En réponse absolument mature, je lui tire la langue et m’affale sur le canapé. J’attrape rapidement mon téléphone pour demander à Reece s’il veut nous rejoindre en bas. Je lui explique en quelques mots que Jude n’est pas trop bien et que je préfère attendre un peu avant de remonter. Je précise que si lui veut rester dans la chambre, ça ne pose pas de problème.

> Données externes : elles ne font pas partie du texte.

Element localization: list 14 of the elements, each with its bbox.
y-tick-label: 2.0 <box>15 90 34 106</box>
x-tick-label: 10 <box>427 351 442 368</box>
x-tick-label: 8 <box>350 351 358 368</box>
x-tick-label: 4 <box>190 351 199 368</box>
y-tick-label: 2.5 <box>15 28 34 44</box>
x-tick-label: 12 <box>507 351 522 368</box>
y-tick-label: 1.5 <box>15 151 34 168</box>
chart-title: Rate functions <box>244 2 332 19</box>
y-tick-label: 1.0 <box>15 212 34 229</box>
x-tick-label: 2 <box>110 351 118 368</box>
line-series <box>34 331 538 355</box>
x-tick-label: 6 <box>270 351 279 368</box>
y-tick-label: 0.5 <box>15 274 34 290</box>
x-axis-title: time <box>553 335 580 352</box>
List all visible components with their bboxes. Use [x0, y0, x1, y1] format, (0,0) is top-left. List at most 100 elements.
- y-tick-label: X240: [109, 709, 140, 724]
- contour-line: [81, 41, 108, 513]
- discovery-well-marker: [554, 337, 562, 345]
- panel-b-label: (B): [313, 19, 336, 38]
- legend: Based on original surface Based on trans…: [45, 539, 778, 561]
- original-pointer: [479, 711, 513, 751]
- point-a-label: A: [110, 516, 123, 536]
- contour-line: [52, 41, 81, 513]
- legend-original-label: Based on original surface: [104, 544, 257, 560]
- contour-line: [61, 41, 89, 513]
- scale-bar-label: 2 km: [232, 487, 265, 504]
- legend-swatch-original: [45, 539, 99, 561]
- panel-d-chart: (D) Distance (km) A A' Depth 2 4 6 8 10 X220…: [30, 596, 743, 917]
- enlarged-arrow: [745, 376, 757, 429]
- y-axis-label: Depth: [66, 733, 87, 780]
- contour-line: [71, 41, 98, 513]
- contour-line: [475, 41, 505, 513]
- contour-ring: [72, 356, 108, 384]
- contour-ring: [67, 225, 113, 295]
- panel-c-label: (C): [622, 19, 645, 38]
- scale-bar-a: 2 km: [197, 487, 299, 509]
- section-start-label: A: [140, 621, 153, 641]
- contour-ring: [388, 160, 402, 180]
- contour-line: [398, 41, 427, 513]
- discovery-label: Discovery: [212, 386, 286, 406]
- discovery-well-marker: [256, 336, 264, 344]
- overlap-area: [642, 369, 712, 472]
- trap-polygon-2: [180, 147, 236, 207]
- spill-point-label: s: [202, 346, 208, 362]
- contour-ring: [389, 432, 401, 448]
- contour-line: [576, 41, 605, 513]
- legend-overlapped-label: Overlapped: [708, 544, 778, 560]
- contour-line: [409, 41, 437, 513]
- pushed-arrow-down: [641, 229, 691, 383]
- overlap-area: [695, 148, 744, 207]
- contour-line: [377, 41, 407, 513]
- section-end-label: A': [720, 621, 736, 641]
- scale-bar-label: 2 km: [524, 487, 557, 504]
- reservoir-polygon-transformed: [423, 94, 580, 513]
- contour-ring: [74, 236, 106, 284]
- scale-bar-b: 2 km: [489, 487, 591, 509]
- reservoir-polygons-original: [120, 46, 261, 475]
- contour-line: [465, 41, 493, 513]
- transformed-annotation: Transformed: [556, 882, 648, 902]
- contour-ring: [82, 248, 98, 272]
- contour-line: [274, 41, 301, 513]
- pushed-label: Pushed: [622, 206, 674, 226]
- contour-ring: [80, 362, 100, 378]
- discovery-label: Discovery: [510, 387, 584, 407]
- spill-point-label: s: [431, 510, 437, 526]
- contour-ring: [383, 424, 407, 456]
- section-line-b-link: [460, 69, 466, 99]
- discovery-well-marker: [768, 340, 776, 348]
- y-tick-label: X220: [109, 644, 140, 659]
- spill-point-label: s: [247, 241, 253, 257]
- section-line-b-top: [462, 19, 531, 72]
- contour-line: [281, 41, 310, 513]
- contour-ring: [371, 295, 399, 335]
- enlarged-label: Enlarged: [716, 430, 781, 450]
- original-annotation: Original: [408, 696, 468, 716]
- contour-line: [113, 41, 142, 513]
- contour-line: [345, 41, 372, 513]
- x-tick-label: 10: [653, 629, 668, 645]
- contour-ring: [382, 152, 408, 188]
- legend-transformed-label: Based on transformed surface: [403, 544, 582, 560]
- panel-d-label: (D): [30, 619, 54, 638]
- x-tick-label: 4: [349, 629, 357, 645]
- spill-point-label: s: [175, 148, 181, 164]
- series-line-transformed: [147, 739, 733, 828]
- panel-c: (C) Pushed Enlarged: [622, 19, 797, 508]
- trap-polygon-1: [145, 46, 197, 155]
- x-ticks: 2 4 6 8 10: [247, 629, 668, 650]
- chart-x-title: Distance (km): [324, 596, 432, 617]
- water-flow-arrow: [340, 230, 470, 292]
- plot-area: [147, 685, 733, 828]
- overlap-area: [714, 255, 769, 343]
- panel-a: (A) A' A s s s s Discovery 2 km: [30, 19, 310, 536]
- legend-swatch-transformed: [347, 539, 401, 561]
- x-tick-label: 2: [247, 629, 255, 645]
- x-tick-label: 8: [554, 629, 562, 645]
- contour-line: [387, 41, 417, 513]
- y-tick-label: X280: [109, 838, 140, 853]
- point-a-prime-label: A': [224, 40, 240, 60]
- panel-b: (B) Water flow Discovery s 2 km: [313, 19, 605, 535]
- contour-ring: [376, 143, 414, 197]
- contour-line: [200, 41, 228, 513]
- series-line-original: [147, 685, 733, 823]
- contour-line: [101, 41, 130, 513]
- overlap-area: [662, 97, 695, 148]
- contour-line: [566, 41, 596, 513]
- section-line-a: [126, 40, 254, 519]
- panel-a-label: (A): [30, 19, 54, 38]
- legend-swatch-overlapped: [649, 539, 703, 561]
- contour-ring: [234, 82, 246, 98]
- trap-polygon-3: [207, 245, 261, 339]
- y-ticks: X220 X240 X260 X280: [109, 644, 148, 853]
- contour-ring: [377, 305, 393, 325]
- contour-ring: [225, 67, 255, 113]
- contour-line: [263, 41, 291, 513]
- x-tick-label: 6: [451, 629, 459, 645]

Reece ne me répond pas, mais très vite, je le vois descendre les escaliers, emmitouflé dans ma couette et s’installer entre Jude et moi.

— Ça va pas Reece ?

— Tu n’imagines même pas, marmonne-t-il. Et toi, beau gosse ?

— Je t’en parle même pas ! lui répond Jude en levant les yeux au ciel. Problème de fille. Et toi ?

— Problème de fille.

Je les vois soupirer à l’unisson pendant que Reece ne propose à Jude de partager un morceau de ma couette avec lui. Pendant ce temps-là, je pars chercher un dvd qui pourrait leur plaire à tous les deux et de quoi manger. Je pense qu’on va oublier le lycée et tout ce qui s’y rapporte pendant plusieurs heures. Ils en ont besoin. J’en ai besoin. Cet après-midi, on est juste un trio d'ados sans problème qui ont voulu sécher les cours pour leur propre plaisir. C’est pas forcément bien, mais ça nous donnera l’illusion que tout va bien.

Ce ne sera pas définitif, ça ne durera même pas très longtemps mais ce sera déjà bien suffisant.